Sunday, January 14, 2018

Book Review: Scientifical Americans



Scientifical Americans: The Culture of Amateur Paranormal Researchers
Sharon Hill
McFarland & Co., Jefferson, NC 2017. 248pp. 

This is a book stuffed with information and useful thinking for all those who seek a scientific approach to paranormal phenomena or have an interest in those who do. Hill, a geologist by training, has spent years researching oddities and oddity-seekers.  I've interviewed her before for this blog.  She reports here on her survey and study of amateur research and investigation groups (ARIGs), mainly concerned with UFOs, ghosts, and cryptozoology.  There are at least 2,000 ARIGs, with ghost-chasers predominating.   




Hill draws a distinction between paranormal (phenomena that might be proved/resolved by science) and supernatural (which can’t, although ghost hunters keep trying).  She argues strongly that groups saying they are “scientific” usually grade out between poor to nonexistent when it comes to sticking with the precepts of good science. While Hill emphasizes there is no simple definition for science or the scientific method, there are many sound principles shared between scientific endeavors.  She does not present science or scientists as perfect, another important point often lost in short articles in the media that tend to go for simplistic believers-v-skeptics stories.  Her analysis of what is and is not scientific and why a lot of perfectly intelligent Americans have trouble with the distinction is worth the price of the book by itself.  Hill suggests some science educators view the public too simplistically, as mere receivers of facts, while a good chunk of the public views science as a static collection of facts and rules.  The influence of the internet and paranormal TV series (almost none of them scientific to any useful degree) has drawn huge numbers of people into paranormal investigation but hasn’t achieved any documented results. Neither the number of investigators nor the increased number of witnesses (also greatly increased by the influence of internet and TV) have done any lasting good:  a larger number of sightings does not add up, scientifically, to a stronger case. That doesn’t mean the sighting reports are useless, but Hill laments the lack of analysis of the sighting files and databases for patterns.  

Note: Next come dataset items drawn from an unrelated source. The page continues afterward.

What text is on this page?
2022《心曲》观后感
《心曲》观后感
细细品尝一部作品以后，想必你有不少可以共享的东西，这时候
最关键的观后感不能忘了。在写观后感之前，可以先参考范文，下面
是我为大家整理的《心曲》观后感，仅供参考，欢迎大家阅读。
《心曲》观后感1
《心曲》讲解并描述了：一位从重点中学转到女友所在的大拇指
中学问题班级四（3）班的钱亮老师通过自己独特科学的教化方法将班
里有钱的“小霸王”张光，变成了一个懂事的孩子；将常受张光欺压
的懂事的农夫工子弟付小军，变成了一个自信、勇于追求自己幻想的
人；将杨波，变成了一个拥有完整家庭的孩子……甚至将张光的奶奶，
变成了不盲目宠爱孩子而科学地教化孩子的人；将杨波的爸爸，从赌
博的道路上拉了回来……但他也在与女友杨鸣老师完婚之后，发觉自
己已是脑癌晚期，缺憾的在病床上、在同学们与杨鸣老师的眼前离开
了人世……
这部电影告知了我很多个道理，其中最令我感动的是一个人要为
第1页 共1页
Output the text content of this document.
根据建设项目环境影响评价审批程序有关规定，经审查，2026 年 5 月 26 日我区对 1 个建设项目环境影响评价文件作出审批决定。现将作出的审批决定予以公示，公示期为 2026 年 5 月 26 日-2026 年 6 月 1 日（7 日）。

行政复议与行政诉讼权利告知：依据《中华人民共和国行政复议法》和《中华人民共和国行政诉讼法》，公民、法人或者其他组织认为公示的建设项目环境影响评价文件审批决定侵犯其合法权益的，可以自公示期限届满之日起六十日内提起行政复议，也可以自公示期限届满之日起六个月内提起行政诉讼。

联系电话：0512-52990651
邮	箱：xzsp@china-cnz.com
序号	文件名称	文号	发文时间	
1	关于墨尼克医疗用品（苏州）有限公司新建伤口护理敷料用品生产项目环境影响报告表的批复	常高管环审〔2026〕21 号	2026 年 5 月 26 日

Hill’s chapters on the three main areas of “study,” ghosts, UFOs, and cryptozoology, are good but necessarily leave out a lot in condensing broad and diverse topics into single chapters. The Bigfoot-focused chapter on cryptozoology misses mention of the enormous influence of the late Dr. John Napier.  Here’s where I wish the book were longer: the brevity of these chapters and the book itself doesn’t allow Hill to tell us much about individuals, aside from a good piece on a pair of ghost hunters and a much shorter bit on two skunk ape hunters.   Still, the research and insights on ARIGs and overall paranormal beliefs make every page worth reading. (Hill mentions “uniforms,” such as the black shirts common among ghost hunters, and notes, “Cryptozoologists typically require a hat…” I found that both humorous and true: I’ve never done any sort of cryptozoological appearance without my low-crowned black Stetson, and hats like the late Scott Norma's fedora and Ken Gerhard's leather cowboy hat are iconic in  the community.)  The ghost chapter and the book’s extensive bibliography do miss what I think is the best book ever on the topic, G.N.M. Tyrell’s Apparitions (1953).  

Hill critiques ghost hunters in particular for assuming that the things they can detect (variations in the environment picked up by EM meters or infrared cameras) are automatically considered evidence for things they can't (ghosts themselves). A drop in temperature, say, is is considered significant even though the link between such measurements and the supernatural hasn’t been established. She DOES think amateurs have a role to play in scientific investigations. Hill cites the unknown-primate DNA study of Professor Bryan Sykes, in which amateurs worldwide contributed samples to an expert: the negative results don’t invalidate the approach. 

It all adds up to an excellent book, not only on the primary topic but on the definition and philosophy of science and the role science plays (and should play) in American society. When the main criticism comes down to wishing the book were longer, the author has done a great job. 

2 comments:

Matt Bille said...

Sharon, I’ll send you mine. It’s hundreds of books deep in the read-again pile, so it’s not doing anything useful.

Denise said...

https://www.amazon.com/Apparitions-G-N-M-Tyrrell/dp/1169829872

Right there on Amazon!! Now I will have to get it, too. Thanks!